Our research focuses on digital phenotyping—both the development of mathematical and statistical methods for analyzing intensive high-dimensional data, and its application in research studies in medicine and public health. A full list of publications can be found on the Onnela Lab website and on Google Scholar.

While large-scale phenotyping can accelerate advances the biomedical sciences, we are held back by the inability to precisely specify phenotypes—the observed manifestations of genomes within lived environments—at the individual level. Precision medicine and precision public health will require a better understanding of phenotypes and their links to genotypes.

Social, behavioral, and cognitive phenotypes are particularly challenging to study because of their temporal nature, context dependence, and a lack of tools for measuring them objectively in naturalistic settings. Surveys are still widely used but suffer from well-documented biases, including the tendency of individuals to reconstruct, rather than recall, their past. The phenotyping problem is especially severe in psychiatry and neurology research, where precise markers are desperately needed, and individuals may not be able to provide accurate self-reports.

The ubiquity of smartphones presents an opportunity to capture social and behavioral markers in free-living settings, offering a scalable solution to the phenotyping problem. Our data collection platform, Beiwe, is designed to collect data from smartphones, while our data analysis platform, Forest, makes sense of the millions of data points we collect.

Social and behavioral phenotypes remain poorly characterized
The concept of the “phenome”—the entire set of phenotypes in an organism—and the field of phenomics are relatively new. Many have advocated a stronger role for phenomics in the biomedical sciences for understanding the pathways between genotypes and phenotypes and their relationship to human disease. This task is complicated by a genetic system that is pleiotropic (each gene influences many phenotypic traits) and polygenic (many genes influence each phenotypic trait).

Compared to the human genome, the human phenome is vast and its dimensionality is unknown; phenotyping is now a key rate-limiting and cost-limiting factor in our understanding of disease. Two possible strategies for genome-wide phenotyping are psychometric theory, including item response theory, and web-based ascertainment and phenotyping. Conventional laboratory-based methods for studying behavioral phenotypes are expensive and do not scale well. Smartphones offer a promising solution to the phenotyping challenge, one that enables the capture of social and behavioral phenotypes in their real-world contexts.

Digital phenotyping is a scalable solution to the phenotyping problem
We introduced the concept of digital phenotyping as the “moment-by-moment quantification of the individual-level human phenotype in situ using data from personal digital devices.” While this definition applies to a range of personal devices, we focus on smartphone-based digital phenotyping.

Smartphones are ideally suited to digital phenotyping given their widespread adoption, the extent to which users engage with the devices, and the richness of data they generate. Smartphone ownership has rapidly increased over the past few years, and their personal nature creates unique opportunities for quantifying human behavioral phenotypes in naturalistic settings, leveraging the lived experiences of study participants. Smartphones move measurement outside the clinic or lab and eliminate the need for specialized equipment.
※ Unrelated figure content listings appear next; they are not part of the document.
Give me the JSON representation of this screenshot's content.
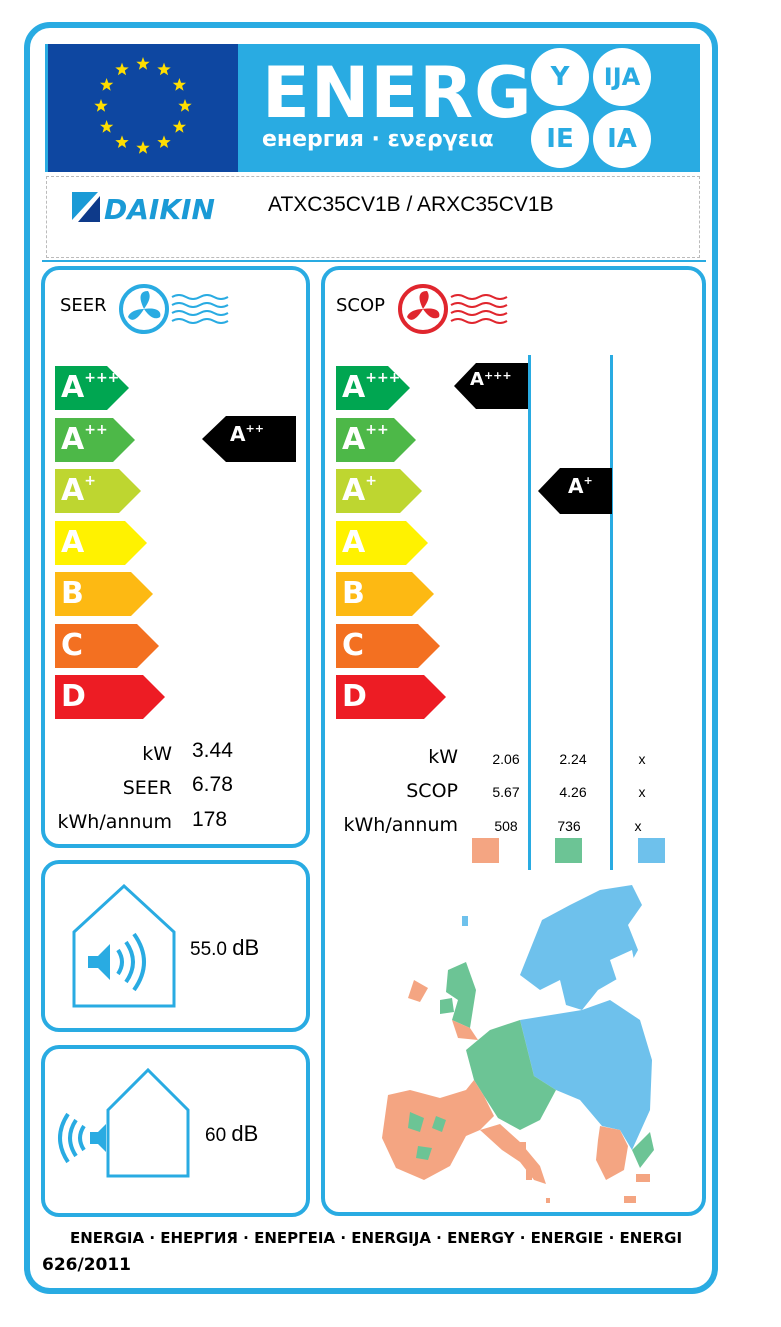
{
  "header": {
    "title": "ENERG",
    "subtitle": "енергия · ενεργεια",
    "suffixes": [
      "Y",
      "IJA",
      "IE",
      "IA"
    ]
  },
  "supplier": {
    "brand": "DAIKIN",
    "model": "ATXC35CV1B / ARXC35CV1B"
  },
  "scale": [
    {
      "letter": "A",
      "sup": "+++",
      "color": "#00a651"
    },
    {
      "letter": "A",
      "sup": "++",
      "color": "#4db848"
    },
    {
      "letter": "A",
      "sup": "+",
      "color": "#bed630"
    },
    {
      "letter": "A",
      "sup": "",
      "color": "#fff200"
    },
    {
      "letter": "B",
      "sup": "",
      "color": "#fdb913"
    },
    {
      "letter": "C",
      "sup": "",
      "color": "#f37021"
    },
    {
      "letter": "D",
      "sup": "",
      "color": "#ed1c24"
    }
  ],
  "seer": {
    "title": "SEER",
    "class_letter": "A",
    "class_sup": "++",
    "labels": [
      "kW",
      "SEER",
      "kWh/annum"
    ],
    "values": [
      "3.44",
      "6.78",
      "178"
    ]
  },
  "scop": {
    "title": "SCOP",
    "labels": [
      "kW",
      "SCOP",
      "kWh/annum"
    ],
    "columns": [
      {
        "class_letter": "A",
        "class_sup": "+++",
        "values": [
          "2.06",
          "5.67",
          "508"
        ],
        "color": "#f4a582"
      },
      {
        "class_letter": "A",
        "class_sup": "+",
        "values": [
          "2.24",
          "4.26",
          "736"
        ],
        "color": "#6cc495"
      },
      {
        "class_letter": "",
        "class_sup": "",
        "values": [
          "x",
          "x",
          "x"
        ],
        "color": "#6ec1ec"
      }
    ]
  },
  "noise_indoor": {
    "value": "55.0",
    "unit": "dB"
  },
  "noise_outdoor": {
    "value": "60",
    "unit": "dB"
  },
  "footer": {
    "languages": "ENERGIA · ЕНЕРГИЯ · ΕΝΕΡΓΕΙΑ · ENERGIJA · ENERGY · ENERGIE · ENERGI",
    "regulation": "626/2011"
  },
  "colors": {
    "frame": "#29abe2",
    "flag": "#0e47a1",
    "star": "#ffde00",
    "heating_icon": "#e0262e"
  }
}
Smartphones can collect a range of social and behavioral data: spatial trajectories (via GPS), physical mobility patterns (via accelerometer), social networks and communication dynamics (via call and text logs), and voice samples (via microphone). Data is either active (e.g., surveys and voice samples) and requires input from the individual, or passive (e.g., GPS traces), without any participation from the individual. These data, when coupled with appropriate statistical methods, can shed light on many scientific and clinical questions.

  • GPS data can be used to learn how an individual divides their time between distinct locations, such as home and work, and how the number of locations and time spent at these locations change in time.
  • Phone communication logs can convey information about the size and reciprocity of a person’s social networks, and could be used to indicate cycling between depression and mania for patients with bipolar disorder.
  • Speech samples recorded using the phone’s microphone could be used to detect vocal markers of mood, and might have prognostic value for neurological disorders characterized by speech impairment.
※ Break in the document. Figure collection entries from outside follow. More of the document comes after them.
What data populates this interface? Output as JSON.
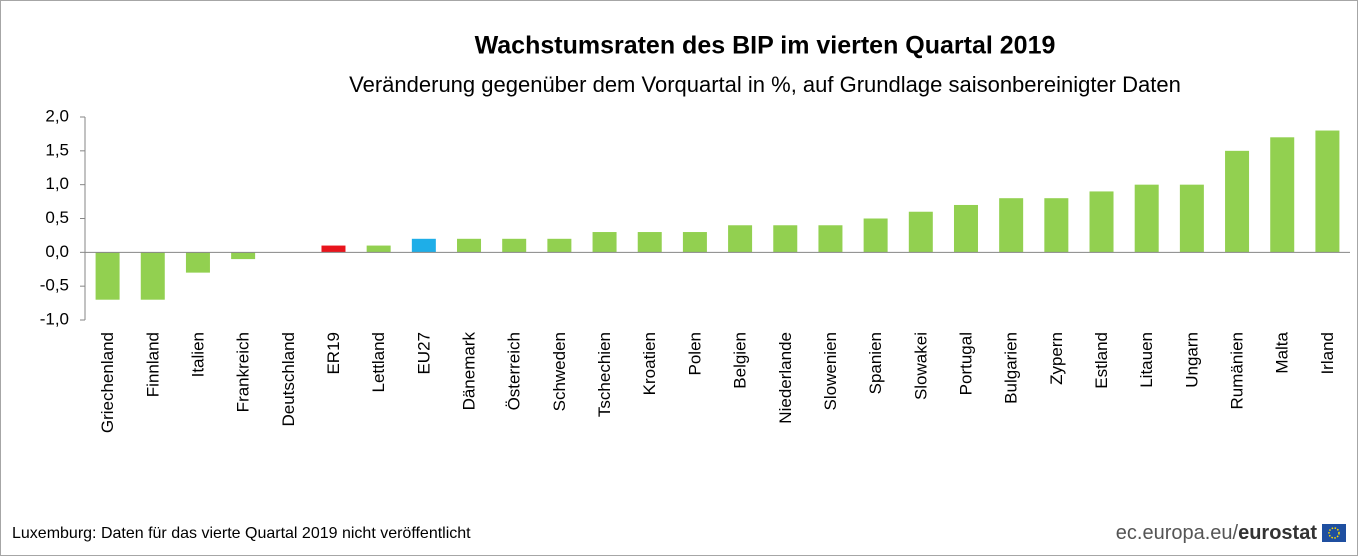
{
  "chart_data": {
    "type": "bar",
    "title": "Wachstumsraten des BIP im vierten Quartal 2019",
    "subtitle": "Veränderung gegenüber dem Vorquartal in %, auf Grundlage saisonbereinigter Daten",
    "categories": [
      "Griechenland",
      "Finnland",
      "Italien",
      "Frankreich",
      "Deutschland",
      "ER19",
      "Lettland",
      "EU27",
      "Dänemark",
      "Österreich",
      "Schweden",
      "Tschechien",
      "Kroatien",
      "Polen",
      "Belgien",
      "Niederlande",
      "Slowenien",
      "Spanien",
      "Slowakei",
      "Portugal",
      "Bulgarien",
      "Zypern",
      "Estland",
      "Litauen",
      "Ungarn",
      "Rumänien",
      "Malta",
      "Irland"
    ],
    "values": [
      -0.7,
      -0.7,
      -0.3,
      -0.1,
      0.0,
      0.1,
      0.1,
      0.2,
      0.2,
      0.2,
      0.2,
      0.3,
      0.3,
      0.3,
      0.4,
      0.4,
      0.4,
      0.5,
      0.6,
      0.7,
      0.8,
      0.8,
      0.9,
      1.0,
      1.0,
      1.5,
      1.7,
      1.8
    ],
    "colors": [
      "#92d050",
      "#92d050",
      "#92d050",
      "#92d050",
      "#92d050",
      "#e8141c",
      "#92d050",
      "#1eaee8",
      "#92d050",
      "#92d050",
      "#92d050",
      "#92d050",
      "#92d050",
      "#92d050",
      "#92d050",
      "#92d050",
      "#92d050",
      "#92d050",
      "#92d050",
      "#92d050",
      "#92d050",
      "#92d050",
      "#92d050",
      "#92d050",
      "#92d050",
      "#92d050",
      "#92d050",
      "#92d050"
    ],
    "ylim": [
      -1.0,
      2.0
    ],
    "yticks": [
      {
        "value": -1.0,
        "label": "-1,0"
      },
      {
        "value": -0.5,
        "label": "-0,5"
      },
      {
        "value": 0.0,
        "label": "0,0"
      },
      {
        "value": 0.5,
        "label": "0,5"
      },
      {
        "value": 1.0,
        "label": "1,0"
      },
      {
        "value": 1.5,
        "label": "1,5"
      },
      {
        "value": 2.0,
        "label": "2,0"
      }
    ],
    "grid": false,
    "footnote": "Luxemburg: Daten für das vierte Quartal 2019 nicht veröffentlicht",
    "source": "ec.europa.eu/",
    "source_brand": "eurostat"
  }
}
Digital phenotyping and precision medicine
While digital phenotyping is part of deep phenotyping, it is also closely aligned with the goals of precision medicine, an approach to disease treatment and prevention that takes into account individual variability in genes, environment, and lifestyle.
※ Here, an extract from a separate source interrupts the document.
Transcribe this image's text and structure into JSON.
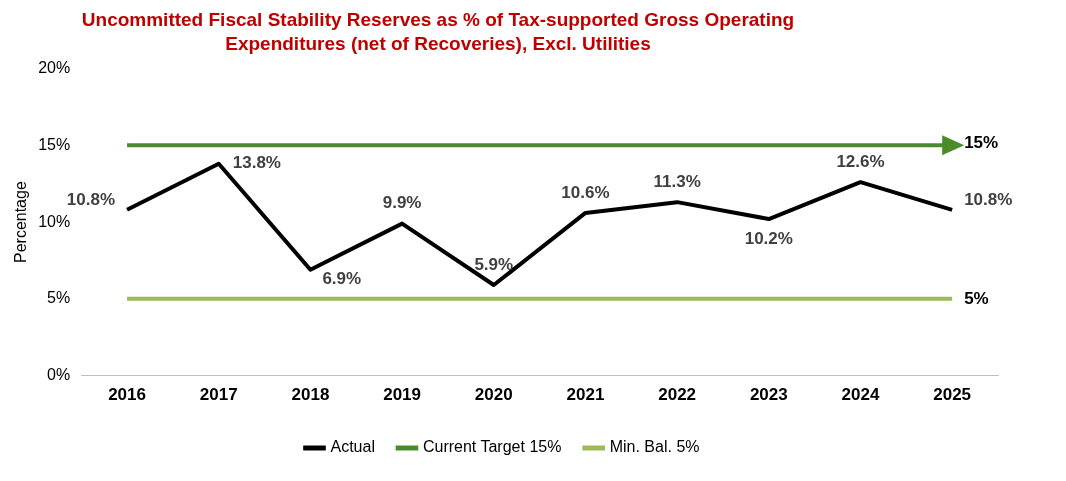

The Precision Medicine Initiative (PMI) Working Group Report highlights the role of more precise measurement of behavioral factors that contribute to disease onset and progression, treatment response, and health outcomes. The PMI Cohort Program aims to build a cohort of one million Americans, made possible through “advances in genomic technologies, data collection and storage, computational analysis, and mobile health applications,” where data from sensors and software applications can give researchers a clear view into “factors that have previously been difficult to capture with accuracy.” Mobile health technologies are presenting new opportunities to correlate body measurements and environmental exposures with health outcomes.